My approach in NestJS with PostgreSQL: wrap the read and the write in one transaction, take a row-level lock on the movements for that item and warehouse with SELECT FOR UPDATE, validate the balance, then append. The lock forces concurrent issues of the same item to queue up and re-read a true balance:
// NestJS service: issue stock with a row-level lock guard
async issueStock(dto: IssueStockDto) {
return this.dataSource.transaction(async (em) => {
// 1. Lock the item+warehouse balance row (serialize writers)
const balance = await em.query(
`SELECT COALESCE(SUM(quantity), 0) AS on_hand
FROM stock_movement
WHERE item_id = $1 AND warehouse_id = $2
FOR UPDATE OF stock_movement`,
[dto.itemId, dto.warehouseId],
);
// 2. The guard: reject, do not "fix later"
if (Number(balance[0].on_hand) < dto.quantity) {
throw new ConflictException(
'Insufficient stock: on hand ' + balance[0].on_hand,
);
}
// 3. Append the movement row
await em.getRepository(StockMovement).insert({
itemId: dto.itemId,
warehouseId: dto.warehouseId,
movementType: 'ISSUE',
quantity: -dto.quantity,
referenceType: dto.referenceType,
referenceId: dto.referenceId,
createdBy: dto.userId,
});
});
}One nuance worth building in: a per-warehouse allow_negative_stock flag. Some clients genuinely need to ship now and fix paperwork later — a hard block stops the business, so they will work around your system in Excel, which is worse. The compromise that works: allow it per warehouse, flag every negative-stock movement for mandatory review, and show the offending list on the inventory dashboard until someone clears it.
The second most common design miss: treating on-hand as the only quantity. The moment you support sales orders that are confirmed but not yet shipped, or purchase orders in transit, one number is not enough. You need four, and the UI must be explicit about which one it is showing:
On hand
Physical stock in the warehouse right now — the SUM of the movement ledger. This is what stock opname counts against.
Reserved
Committed to confirmed sales orders or production orders but not yet issued. Reservations are their own table, never movements.
Available
On hand minus reserved. This is the number sales staff need when they promise delivery dates — show them this, not on hand.
Incoming
Confirmed purchase order lines not yet received. Drives reorder logic so you do not order what is already on a truck.

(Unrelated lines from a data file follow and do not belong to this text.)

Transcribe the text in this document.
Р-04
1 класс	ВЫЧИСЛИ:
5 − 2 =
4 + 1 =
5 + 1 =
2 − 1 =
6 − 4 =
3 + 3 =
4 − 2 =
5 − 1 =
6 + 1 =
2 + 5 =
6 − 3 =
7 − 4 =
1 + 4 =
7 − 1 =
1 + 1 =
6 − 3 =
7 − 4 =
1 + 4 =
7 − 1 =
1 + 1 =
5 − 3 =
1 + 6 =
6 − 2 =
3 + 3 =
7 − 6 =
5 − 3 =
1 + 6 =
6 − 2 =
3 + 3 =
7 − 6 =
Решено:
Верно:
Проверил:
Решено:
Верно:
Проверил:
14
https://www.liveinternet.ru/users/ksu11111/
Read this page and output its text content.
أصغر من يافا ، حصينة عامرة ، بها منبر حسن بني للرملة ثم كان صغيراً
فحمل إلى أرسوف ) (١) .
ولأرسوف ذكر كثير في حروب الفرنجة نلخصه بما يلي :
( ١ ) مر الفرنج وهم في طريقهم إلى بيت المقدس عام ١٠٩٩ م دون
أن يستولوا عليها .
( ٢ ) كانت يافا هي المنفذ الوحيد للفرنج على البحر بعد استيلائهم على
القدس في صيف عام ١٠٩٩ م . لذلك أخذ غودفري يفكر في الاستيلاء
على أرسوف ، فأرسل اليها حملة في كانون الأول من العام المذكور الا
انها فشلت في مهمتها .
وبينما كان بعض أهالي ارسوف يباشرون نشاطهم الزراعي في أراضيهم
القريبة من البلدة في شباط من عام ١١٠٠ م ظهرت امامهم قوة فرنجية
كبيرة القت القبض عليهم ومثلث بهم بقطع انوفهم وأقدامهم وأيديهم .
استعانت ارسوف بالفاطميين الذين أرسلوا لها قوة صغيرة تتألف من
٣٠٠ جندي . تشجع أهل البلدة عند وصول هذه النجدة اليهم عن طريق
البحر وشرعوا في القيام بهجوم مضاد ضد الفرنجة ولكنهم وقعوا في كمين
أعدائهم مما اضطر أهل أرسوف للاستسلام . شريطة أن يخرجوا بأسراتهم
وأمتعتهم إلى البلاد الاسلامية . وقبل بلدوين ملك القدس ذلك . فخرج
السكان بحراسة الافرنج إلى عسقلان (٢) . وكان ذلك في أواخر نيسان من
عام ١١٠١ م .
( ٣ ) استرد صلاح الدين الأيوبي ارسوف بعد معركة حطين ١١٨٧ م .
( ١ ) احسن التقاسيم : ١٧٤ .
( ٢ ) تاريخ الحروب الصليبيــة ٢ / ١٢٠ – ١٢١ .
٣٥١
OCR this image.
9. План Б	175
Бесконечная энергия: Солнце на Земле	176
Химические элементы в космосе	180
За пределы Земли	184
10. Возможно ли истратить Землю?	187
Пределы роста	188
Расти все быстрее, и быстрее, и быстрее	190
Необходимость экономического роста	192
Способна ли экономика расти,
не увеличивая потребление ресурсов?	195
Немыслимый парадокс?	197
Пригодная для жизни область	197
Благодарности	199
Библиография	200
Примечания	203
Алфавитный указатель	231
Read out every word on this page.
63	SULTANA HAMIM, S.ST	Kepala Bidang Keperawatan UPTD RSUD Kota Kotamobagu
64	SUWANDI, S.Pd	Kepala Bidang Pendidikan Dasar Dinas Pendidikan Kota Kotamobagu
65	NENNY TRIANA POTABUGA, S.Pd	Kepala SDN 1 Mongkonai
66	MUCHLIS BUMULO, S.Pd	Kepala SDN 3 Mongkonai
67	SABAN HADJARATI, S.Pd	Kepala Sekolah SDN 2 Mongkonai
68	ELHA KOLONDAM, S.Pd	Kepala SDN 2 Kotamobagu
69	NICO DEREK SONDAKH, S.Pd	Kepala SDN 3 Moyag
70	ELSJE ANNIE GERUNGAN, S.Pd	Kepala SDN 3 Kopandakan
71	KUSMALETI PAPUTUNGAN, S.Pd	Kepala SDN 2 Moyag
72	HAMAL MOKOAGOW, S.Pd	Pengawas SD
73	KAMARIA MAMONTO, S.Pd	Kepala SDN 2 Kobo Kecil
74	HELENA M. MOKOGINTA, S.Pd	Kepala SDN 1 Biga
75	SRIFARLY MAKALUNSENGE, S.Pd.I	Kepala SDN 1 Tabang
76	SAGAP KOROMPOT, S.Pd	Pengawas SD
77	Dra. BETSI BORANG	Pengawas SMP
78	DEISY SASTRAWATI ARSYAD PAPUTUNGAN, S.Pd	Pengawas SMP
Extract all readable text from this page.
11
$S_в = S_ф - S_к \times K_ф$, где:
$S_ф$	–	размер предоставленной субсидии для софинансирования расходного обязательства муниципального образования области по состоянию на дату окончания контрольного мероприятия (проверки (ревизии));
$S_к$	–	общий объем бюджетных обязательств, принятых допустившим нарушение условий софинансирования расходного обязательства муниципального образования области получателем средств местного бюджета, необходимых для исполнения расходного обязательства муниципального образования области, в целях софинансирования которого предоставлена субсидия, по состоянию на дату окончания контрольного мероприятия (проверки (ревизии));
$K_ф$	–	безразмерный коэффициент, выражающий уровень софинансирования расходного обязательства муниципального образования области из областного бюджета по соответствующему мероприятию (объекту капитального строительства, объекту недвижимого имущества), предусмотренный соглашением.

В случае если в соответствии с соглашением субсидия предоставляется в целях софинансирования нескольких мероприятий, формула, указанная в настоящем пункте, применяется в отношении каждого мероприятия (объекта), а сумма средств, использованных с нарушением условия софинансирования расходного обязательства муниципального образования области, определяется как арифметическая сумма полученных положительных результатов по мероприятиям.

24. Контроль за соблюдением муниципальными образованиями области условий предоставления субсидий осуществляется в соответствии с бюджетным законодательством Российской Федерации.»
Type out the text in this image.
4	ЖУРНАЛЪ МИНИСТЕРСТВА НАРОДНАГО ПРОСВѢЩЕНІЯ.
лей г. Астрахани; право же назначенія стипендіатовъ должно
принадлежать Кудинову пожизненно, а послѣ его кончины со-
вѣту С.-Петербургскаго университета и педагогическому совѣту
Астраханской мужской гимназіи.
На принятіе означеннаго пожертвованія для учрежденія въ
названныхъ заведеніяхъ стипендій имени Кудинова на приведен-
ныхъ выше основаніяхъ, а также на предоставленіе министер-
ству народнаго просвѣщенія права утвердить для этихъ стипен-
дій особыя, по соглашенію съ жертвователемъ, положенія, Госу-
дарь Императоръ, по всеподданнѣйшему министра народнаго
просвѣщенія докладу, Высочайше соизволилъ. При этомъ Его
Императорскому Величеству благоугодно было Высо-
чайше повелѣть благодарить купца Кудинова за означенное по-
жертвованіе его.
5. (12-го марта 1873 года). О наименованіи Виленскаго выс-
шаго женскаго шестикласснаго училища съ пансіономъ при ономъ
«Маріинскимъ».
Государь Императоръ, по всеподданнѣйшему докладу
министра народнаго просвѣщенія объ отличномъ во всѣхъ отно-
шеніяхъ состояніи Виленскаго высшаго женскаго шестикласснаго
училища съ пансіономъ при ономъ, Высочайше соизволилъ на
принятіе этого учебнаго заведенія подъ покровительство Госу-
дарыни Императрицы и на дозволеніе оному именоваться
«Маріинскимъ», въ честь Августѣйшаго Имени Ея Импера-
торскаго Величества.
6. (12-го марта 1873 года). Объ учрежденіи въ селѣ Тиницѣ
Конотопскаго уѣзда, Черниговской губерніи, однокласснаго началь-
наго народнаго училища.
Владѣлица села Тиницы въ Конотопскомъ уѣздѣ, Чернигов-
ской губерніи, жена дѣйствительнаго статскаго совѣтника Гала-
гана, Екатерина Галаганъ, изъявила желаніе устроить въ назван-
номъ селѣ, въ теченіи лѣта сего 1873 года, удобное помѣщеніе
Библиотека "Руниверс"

Keep reservations out of the movement ledger. A reservation is an intention, not a physical event — mixing the two makes your valuation wrong and your audit trail lie. When the goods physically leave, the reservation is consumed and a real ISSUE movement is appended in the same transaction.
These are the questions I now force myself to answer before coding any inventory module, in roughly the order they will hurt if skipped:
An inventory module is an accounting system that happens to count boxes. Treat quantity like money: append-only ledgers, derived balances, database-enforced guards, and valuation rules agreed with the people who sign the financial statements. Every shortcut against those principles turns into a reconciliation meeting six months after go-live.
If you are building this on NestJS and PostgreSQL like I do, you already have everything you need: transactions, row locks, and NUMERIC columns. The hard part is not the technology — it is refusing to store that one convenient mutable quantity column when the deadline pressure says you should.